Spring naar inhoud

Column: Logica

Tweede Kamerlid Omtzigt wil dat pensioenfondsen gehouden kunnen worden aan de informatie die ze verstrekken over de hoogte van pensioenbedragen. Dat zou wettelijk geregeld moeten worden. ‘Logisch toch?’, hoor ik u denken. Een motie met die strekking werd dan ook breed gesteund in de Kamer. Het terugvorderen van te veel uitbetaald pensioen zou niet moeten mogen volgens de motie.

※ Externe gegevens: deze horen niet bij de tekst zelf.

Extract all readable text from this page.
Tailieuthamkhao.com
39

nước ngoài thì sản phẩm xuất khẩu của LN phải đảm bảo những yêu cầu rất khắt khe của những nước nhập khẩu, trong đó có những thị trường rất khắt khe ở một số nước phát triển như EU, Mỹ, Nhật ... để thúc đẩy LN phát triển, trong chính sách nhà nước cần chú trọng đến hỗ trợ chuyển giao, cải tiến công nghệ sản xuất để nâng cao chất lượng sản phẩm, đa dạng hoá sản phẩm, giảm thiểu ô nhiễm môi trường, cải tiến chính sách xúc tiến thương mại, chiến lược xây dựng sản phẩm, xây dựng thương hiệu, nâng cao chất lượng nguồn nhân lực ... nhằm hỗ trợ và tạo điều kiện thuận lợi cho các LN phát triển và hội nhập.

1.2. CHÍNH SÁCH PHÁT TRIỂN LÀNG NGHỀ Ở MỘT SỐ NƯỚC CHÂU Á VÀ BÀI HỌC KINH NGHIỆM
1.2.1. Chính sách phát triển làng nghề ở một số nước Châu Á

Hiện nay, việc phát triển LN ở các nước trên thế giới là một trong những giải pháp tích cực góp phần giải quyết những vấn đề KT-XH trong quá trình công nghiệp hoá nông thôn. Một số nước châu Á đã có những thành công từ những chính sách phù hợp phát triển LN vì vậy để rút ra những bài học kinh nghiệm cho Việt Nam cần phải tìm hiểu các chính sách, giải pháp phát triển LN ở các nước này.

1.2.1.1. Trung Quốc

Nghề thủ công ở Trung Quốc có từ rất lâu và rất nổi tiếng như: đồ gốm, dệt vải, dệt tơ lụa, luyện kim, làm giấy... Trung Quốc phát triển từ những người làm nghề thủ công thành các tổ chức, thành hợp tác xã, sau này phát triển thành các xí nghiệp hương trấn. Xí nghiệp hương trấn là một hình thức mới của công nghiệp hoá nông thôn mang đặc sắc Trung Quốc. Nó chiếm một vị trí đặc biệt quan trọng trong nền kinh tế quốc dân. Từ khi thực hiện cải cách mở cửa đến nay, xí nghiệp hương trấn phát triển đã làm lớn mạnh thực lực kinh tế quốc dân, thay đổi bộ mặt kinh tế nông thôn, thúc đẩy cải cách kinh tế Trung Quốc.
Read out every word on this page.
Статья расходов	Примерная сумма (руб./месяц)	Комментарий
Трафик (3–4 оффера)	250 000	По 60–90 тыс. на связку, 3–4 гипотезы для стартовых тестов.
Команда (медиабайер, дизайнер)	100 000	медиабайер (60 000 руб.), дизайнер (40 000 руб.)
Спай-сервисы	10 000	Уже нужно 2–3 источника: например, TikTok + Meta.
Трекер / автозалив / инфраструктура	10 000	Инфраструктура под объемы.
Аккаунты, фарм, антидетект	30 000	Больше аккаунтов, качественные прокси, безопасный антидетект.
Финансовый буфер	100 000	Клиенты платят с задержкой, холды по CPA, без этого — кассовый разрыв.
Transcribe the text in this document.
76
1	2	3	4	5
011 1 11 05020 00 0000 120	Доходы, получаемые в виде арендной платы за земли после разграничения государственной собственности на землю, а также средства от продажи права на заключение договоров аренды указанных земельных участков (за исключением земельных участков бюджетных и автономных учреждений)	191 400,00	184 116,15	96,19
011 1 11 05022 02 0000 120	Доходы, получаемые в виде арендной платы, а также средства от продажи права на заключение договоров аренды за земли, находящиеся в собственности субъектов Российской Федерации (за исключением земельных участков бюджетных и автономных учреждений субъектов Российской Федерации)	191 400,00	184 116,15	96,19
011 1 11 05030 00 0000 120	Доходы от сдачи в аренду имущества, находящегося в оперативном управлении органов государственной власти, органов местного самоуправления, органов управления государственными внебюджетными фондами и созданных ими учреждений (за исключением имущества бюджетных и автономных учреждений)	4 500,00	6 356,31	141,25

Hoe logisch dit in eerste instantie misschien ook klinkt, er is best veel tegenin te brengen. In willekeurige volgorde:

  • De rechtspraak is helder. Terugvorderen kan slechts in twee situaties:  1. als iemand weet dat het bedrag niet kan kloppen, en 2. als de fout is ontstaan door betrokkene zelf, bijvoorbeeld omdat hij onjuiste informatie heeft gegeven of – nog erger – fraude heeft gepleegd.
  • Niet terugvorderen terwijl de deelnemer wel weet dat hij ten onrechte te veel krijgt, of terwijl de deelnemer verwijtbaar heeft gehandeld, is in strijd met elk rechtsgevoel en met het artikel uit ons BW dat bepaalt dat ‘degene die een ander zonder rechtsgrond een geldsom heeft gegeven, gerechtigd is dit terug te vorderen’. Dat heet onverschuldigde betaling.
  • Als er niet wordt teruggevorderd dan gaat dat ten koste van het collectief, ten koste dus van de andere deelnemers, die er part noch deel aan hebben. Het moet immers wel betaald worden.
  • Veel – misschien wel de meeste – fouten ontstaan door aanlevering van verkeerde gegevens door derden.
  • Het uitvoeren en administreren van het product ‘pensioen’ is niet simpel. Ik kan zo 1-2-3 niet bedenken welk product complexer is om te administreren. Dat is niet omdat we het te ingewikkeld gemaakt hebben, maar simpelweg een gevolg van (1) de langdurige periode (40 jaar) waarin het pensioen wordt opgebouwd met alle gebeurtenissen die zich in het leven voor kunnen doen die van invloed zijn op de hoogte ervan (zoals wisseling van werkgever, waardeoverdracht, trouwen, scheiden, parttime gaan werken, kinderen krijgen, overlijden en pensioneren met diverse keuze- en uitruilmogelijkheden),  van (2) de al genoemde afhankelijkheden van informatie van derden en van (3) in de tijd – jaarlijks – wisselende factoren, parameters en grondslagen.
  • De motie gaat volledig voorbij aan de juridische werkelijkheid. De pensioenovereenkomst tussen werkgever en werknemer bepaalt waar je recht op hebt. De pensioenuitvoerder doet niets anders dan dit uitvoeren en administreren. Het kan dus nooit zo zijn dat door een uiting van de pensioenuitvoerder die onjuist is, je andere rechten krijgt dan je met de werkgever bent overeengekomen. Niet minder, maar ook niet meer. Ook al is de perceptie van de minder ingewijde misschien anders, we moeten het wel zuiver houden.

Dus laat dit onderwerp bij de rechtspraak blijven waardoor er alle ruimte is voor nuancering en afweging van belangen, redelijkheid en billijkheid. Klinkt niet onlogisch vind ik.